I was chatting with the cashier when checking out at the grocery. I always seek her out, both for her humor and her perspective. One of my purchases fell to the floor, and after picking it up and examining it, she asked if I wanted another. When I told her, without any thought, "no, no worry,” she stopped with her hand poised over the register and looked me in the eye. Shaking her head, the philosopher cashier softly replied: “Do you have any idea how fifty percent of the customers in this store would have reacted? Blow ups, loud voices, demands to see the manager. What gets me is their lack of self-awareness. Oh, if only they knew how they look and sound. Such an overwhelming sense of entitlement and in this world we live in….” I stood still, hoping for more, but didn’t expect this: “How is your book coming along? You know, growing up I thought I would be a writer, but I soon realized how vulnerable it makes you…how exposed you are.” And here she is, vulnerable to whomever comes her way, come what may. Her rudder appears in quite good shape, however, steadied by the flower in her hair.

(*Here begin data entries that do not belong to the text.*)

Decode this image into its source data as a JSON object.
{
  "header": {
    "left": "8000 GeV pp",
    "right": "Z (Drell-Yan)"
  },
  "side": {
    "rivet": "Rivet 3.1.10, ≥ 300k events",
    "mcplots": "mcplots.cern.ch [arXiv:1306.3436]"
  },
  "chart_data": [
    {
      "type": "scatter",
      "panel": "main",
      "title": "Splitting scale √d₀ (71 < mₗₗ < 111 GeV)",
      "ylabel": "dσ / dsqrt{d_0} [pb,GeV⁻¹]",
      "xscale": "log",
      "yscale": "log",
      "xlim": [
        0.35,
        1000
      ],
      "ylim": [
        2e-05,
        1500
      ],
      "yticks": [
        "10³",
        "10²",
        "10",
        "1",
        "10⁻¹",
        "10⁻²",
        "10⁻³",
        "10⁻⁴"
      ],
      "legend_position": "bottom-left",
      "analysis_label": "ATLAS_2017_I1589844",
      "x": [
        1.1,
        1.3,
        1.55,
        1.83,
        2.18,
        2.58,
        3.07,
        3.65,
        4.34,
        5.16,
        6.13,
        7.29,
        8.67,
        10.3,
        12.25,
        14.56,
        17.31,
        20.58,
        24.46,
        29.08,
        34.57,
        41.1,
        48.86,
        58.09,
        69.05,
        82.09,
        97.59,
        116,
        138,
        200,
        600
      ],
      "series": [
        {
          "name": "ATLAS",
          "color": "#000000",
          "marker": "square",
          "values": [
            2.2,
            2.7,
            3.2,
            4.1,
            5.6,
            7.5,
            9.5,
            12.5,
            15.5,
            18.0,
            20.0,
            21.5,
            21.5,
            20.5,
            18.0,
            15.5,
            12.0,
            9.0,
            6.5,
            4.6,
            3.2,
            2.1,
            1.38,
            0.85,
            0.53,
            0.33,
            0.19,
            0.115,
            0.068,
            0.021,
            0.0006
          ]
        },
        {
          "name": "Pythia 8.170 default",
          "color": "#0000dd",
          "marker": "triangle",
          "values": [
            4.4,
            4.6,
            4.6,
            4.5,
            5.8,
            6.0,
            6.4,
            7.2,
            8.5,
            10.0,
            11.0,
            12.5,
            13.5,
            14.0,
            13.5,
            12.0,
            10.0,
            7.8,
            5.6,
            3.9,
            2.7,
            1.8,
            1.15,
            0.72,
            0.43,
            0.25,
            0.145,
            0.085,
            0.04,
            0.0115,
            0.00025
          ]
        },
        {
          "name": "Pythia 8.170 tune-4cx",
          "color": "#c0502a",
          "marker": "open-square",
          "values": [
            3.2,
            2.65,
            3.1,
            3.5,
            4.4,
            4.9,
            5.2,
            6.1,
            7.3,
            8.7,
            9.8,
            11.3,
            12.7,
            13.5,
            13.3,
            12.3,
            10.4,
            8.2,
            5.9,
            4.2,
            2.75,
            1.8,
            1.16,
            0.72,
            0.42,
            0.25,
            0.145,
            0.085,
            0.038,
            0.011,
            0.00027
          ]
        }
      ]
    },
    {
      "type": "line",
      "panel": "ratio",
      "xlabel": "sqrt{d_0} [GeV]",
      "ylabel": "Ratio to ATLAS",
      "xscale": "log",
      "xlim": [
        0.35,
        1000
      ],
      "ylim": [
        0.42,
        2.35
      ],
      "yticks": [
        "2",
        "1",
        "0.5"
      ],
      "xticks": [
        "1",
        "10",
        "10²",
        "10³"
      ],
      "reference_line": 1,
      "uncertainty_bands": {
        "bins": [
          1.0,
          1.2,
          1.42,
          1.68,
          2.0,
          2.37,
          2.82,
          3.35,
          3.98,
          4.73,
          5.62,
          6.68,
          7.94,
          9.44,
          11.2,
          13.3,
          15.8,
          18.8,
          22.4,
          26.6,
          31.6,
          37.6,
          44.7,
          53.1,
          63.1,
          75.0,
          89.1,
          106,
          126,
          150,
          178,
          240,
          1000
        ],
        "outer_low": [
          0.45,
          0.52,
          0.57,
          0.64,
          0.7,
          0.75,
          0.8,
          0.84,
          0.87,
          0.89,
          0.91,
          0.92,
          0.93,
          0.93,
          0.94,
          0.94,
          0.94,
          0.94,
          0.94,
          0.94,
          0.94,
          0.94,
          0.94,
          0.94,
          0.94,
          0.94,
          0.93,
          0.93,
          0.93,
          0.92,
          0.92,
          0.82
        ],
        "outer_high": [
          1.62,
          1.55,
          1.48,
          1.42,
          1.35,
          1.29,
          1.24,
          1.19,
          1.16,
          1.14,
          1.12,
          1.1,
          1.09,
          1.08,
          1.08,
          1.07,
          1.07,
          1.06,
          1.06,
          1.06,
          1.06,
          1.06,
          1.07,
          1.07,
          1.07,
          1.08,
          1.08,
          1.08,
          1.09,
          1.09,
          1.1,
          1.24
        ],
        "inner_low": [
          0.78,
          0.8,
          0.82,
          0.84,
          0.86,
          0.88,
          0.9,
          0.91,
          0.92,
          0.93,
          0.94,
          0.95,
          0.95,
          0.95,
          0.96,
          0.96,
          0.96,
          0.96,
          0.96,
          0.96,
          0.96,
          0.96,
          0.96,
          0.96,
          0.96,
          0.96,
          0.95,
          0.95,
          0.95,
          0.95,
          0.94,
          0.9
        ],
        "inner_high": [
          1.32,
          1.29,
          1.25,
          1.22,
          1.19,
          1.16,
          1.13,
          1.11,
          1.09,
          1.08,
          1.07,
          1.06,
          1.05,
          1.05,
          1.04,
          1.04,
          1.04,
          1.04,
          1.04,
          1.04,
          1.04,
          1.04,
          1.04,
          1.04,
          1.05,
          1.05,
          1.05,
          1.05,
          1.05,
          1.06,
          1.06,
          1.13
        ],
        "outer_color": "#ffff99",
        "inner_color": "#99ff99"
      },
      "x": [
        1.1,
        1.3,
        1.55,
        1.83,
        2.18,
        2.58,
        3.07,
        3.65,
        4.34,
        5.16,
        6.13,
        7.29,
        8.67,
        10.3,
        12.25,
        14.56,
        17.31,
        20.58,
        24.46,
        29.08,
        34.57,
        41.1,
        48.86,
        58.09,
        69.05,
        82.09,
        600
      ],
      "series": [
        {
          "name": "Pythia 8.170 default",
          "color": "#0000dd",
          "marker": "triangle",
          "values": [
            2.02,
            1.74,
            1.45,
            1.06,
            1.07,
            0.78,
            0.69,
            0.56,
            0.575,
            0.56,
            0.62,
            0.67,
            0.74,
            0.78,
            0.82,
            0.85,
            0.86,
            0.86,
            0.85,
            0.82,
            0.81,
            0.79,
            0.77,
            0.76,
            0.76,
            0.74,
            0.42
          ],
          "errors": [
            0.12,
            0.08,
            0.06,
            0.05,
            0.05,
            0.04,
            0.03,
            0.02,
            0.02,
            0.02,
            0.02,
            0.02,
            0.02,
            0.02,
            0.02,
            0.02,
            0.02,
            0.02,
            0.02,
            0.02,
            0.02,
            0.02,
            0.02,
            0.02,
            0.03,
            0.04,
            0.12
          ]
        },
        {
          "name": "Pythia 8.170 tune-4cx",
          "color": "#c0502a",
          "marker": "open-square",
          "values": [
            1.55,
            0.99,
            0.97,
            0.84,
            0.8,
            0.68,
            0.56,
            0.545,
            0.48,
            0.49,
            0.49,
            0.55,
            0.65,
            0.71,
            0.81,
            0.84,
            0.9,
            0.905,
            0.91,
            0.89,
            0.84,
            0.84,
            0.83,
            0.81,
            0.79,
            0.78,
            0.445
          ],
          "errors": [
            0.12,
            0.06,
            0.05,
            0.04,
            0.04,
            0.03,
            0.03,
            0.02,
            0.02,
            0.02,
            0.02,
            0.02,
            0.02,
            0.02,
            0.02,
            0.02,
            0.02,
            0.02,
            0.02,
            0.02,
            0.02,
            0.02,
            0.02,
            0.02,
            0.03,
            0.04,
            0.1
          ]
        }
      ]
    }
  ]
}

Later that day I found myself in the one open line at the hardware store. A woman at the front, her items rung up, saw someone enter the store and put down her wallet. She began to talk to him about painting her house, how quickly he could get started, his price, whether they should get some supplies then and there, what she was up to, and on and very on. The line grew, and was now ten people deep. The cashier tried unsuccessfully to get her attention. Finally, satisfied with her conversation, she turned and asked him, “Where were we?” Where indeed??!! It was the cashier who apologized to every customer.

Taking a walk with my dog at dusk, looking at the houses on the quiet, deadend street on which I grew up, a familiar delivery man slowly made his way toward me. We waved at the same time and he pulled over, rolling down his window: “How are you? How’s your mom? Phew. The lady at my last stop has already called the store to file a complaint. When she was signing the receipt, some ink got on her hand. She was irate.” After he petted the dog and talked about the weather, he drove on -- a nice, hardworking fellow bitten by another's self-absorption.

John Seabrook, in the December 3 issue of The New Yorker magazine, concludes his article, "Glass Half Full," about singer Aimee Mann and the “pursuit of happiness” this way: “Mann’s last word on the subject came in response to a question from the audience: What is the biggest barrier to happiness? ‘Lack of self-awareness,' Mann replied.”

Our relationships can flourish only if we cultivate self-awareness. Only I can stand guard over myself...watching and listening...correcting as needed.